Kisah lain datang dari seorang anak kecil Palestina yang berusia 7 tahun. Ia ditanya oleh tentara Israel, “siapa yang mengajarimu melempari kami dengan batu?” Si anak kecil menjawab bahwa dia dajari oleh saudaranya yang bernama Muhammad. Lalu, datanglah tentara Israel ke rumahnya untuk mencari Muhammad. Ternyata, anak kecil itu hanya memiliki satu saudara yang masih berusia 5 tahun. Kedua kisah ini mencerminkan bahwa intifadah telah merasuk ke dalam jiwa setiap orang di Palestina dan anak-anak batu menjadi bagian yang tak terelakkan.
Dua Perundingan
Intifadah I berakhir setelah Palestina dan Israel menggelar perundingan. Perundingan pertama yang bersifat rahasia berlangsung di Oslo pada 20-22 Januari 1993 yang kemudian dilanjutkan pada 4 Maret 1993. Setelah itu, perundingan berlanjut dalam rangkaian Konferensi Madrid yang mencapai putaran ke-10 di Washington pada 15 Juni sampai 1 Juli 1993.

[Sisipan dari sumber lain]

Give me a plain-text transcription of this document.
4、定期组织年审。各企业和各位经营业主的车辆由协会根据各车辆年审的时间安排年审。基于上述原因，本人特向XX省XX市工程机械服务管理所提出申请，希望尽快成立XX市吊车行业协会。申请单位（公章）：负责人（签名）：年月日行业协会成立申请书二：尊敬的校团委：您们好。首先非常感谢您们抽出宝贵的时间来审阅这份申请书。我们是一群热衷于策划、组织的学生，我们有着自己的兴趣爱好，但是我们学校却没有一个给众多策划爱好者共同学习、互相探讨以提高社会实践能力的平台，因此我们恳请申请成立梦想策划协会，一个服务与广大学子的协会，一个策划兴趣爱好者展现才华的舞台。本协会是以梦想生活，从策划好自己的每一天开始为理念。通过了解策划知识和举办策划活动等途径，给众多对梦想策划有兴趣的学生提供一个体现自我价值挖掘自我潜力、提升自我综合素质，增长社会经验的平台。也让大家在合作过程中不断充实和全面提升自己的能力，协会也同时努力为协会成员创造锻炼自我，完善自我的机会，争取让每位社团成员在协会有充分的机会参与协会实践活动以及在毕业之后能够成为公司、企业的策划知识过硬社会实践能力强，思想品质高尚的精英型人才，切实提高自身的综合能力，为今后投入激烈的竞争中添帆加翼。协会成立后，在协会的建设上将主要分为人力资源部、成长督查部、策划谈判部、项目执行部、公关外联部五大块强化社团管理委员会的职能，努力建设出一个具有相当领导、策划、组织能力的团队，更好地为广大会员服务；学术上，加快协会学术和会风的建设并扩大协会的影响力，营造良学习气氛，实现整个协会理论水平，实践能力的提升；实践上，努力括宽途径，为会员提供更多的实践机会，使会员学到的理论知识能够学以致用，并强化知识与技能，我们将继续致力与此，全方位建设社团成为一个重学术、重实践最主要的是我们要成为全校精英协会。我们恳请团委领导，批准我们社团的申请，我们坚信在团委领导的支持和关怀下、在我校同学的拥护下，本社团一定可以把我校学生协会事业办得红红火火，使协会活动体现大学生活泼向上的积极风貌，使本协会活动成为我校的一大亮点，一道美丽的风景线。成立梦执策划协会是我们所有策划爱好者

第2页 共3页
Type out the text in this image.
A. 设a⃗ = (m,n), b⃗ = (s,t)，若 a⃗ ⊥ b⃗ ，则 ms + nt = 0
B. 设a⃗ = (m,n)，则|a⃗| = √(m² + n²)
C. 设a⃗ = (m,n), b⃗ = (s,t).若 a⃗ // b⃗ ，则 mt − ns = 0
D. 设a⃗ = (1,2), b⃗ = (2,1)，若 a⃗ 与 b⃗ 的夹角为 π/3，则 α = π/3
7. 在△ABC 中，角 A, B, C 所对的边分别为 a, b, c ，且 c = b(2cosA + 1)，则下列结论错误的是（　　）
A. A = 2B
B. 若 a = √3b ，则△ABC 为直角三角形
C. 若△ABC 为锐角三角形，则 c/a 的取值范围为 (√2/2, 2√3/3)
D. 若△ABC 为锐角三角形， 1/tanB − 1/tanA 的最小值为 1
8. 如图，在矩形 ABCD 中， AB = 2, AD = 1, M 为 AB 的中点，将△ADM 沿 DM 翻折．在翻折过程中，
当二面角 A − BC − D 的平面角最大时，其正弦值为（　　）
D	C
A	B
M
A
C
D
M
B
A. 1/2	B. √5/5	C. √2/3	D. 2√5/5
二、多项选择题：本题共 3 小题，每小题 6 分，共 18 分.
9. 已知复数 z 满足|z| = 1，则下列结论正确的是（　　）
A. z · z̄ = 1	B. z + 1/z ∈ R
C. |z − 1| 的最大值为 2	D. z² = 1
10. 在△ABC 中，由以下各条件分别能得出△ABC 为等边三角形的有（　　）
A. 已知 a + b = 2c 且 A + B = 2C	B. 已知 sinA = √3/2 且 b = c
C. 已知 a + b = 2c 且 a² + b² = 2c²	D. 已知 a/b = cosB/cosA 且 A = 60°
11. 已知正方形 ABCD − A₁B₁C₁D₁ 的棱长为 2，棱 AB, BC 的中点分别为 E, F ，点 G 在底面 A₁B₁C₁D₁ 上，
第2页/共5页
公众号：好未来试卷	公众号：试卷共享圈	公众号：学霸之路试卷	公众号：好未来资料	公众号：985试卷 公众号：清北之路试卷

Dalam perundingan tersebut, utusan AS Dennis Ross bertanya kepada utusan Palestina, Hanan Ashrawi, mengenai kebenaran desas-desus perundingan rahasia. Tetapi Hanan Ashrawi menjawab ia tidak mengetahui apapun. Jawaban tersebut memanglah benar. Musthafa Abd. Rahman dalam Jejak-jejak Juang Palestina (2002) menyampaikan bahwa yang melakukan perundingan rahasia ialah Yasser Arafat, Ahmed Qurei, dan Hassan Ashfour.
Seusai Konferensi Madrid, Hanan Ashrawi langsung menemui Yasser Arafat di Tunis untuk menyampaikan hasil perundingan yaitu proyek penarikan tentara Israel dari Jalur Gaza. Yasser Arafat meminta agar tidak hanya ditarik dari Jalur Gaza, melainkan juga dari Kota Jericho di Tepi Barat.
Pada waktu yang hampir bersamaan, sebenarnya perundingan rahasia di Oslo semakin mencapai kemajuan dan hampir final. Perundingan inilah yang membawa “kejutan” bagi Hanan Ashrawi yang tidak mengetahuinya. Seminggu menjelang dimulainya Konferensi Madrid putaran ke-11, Hanan Ashrawi mendapatkan telepon dari pejabat Palestina di Tunis yang menyampaikan bahwa terjadi perkembangan luar biasa, sehingga putaran ke-11 tidak perlu dilakukan.
Hanan Ashrawi segera berangkat ke Tunis, dan pada kesempatan inilah untuk pertama kalinya ia mengetahui soal perundingan rahasia di Oslo. Ahmed Qurei selaku ketua parlemen Palestina dan Hassan Ashfour selaku menteri negara Palestina, pada 20 Agustus 1993 rupanya telah berhasil mencapai kesepakatan di Oslo tentang Gaza-Jericho dan beberapa poin lainnya.
Kendati sudah memberi tahu kebenarannya, Yasser Arafat tetap meminta Hanan Ashrawi untuk menghadiri putaran ke-11 Konferensi Madrid untuk menandatangani Kesepakatan Oslo pada 13 September 1993 yang dianggap sebagai akhir dari Intifadah I.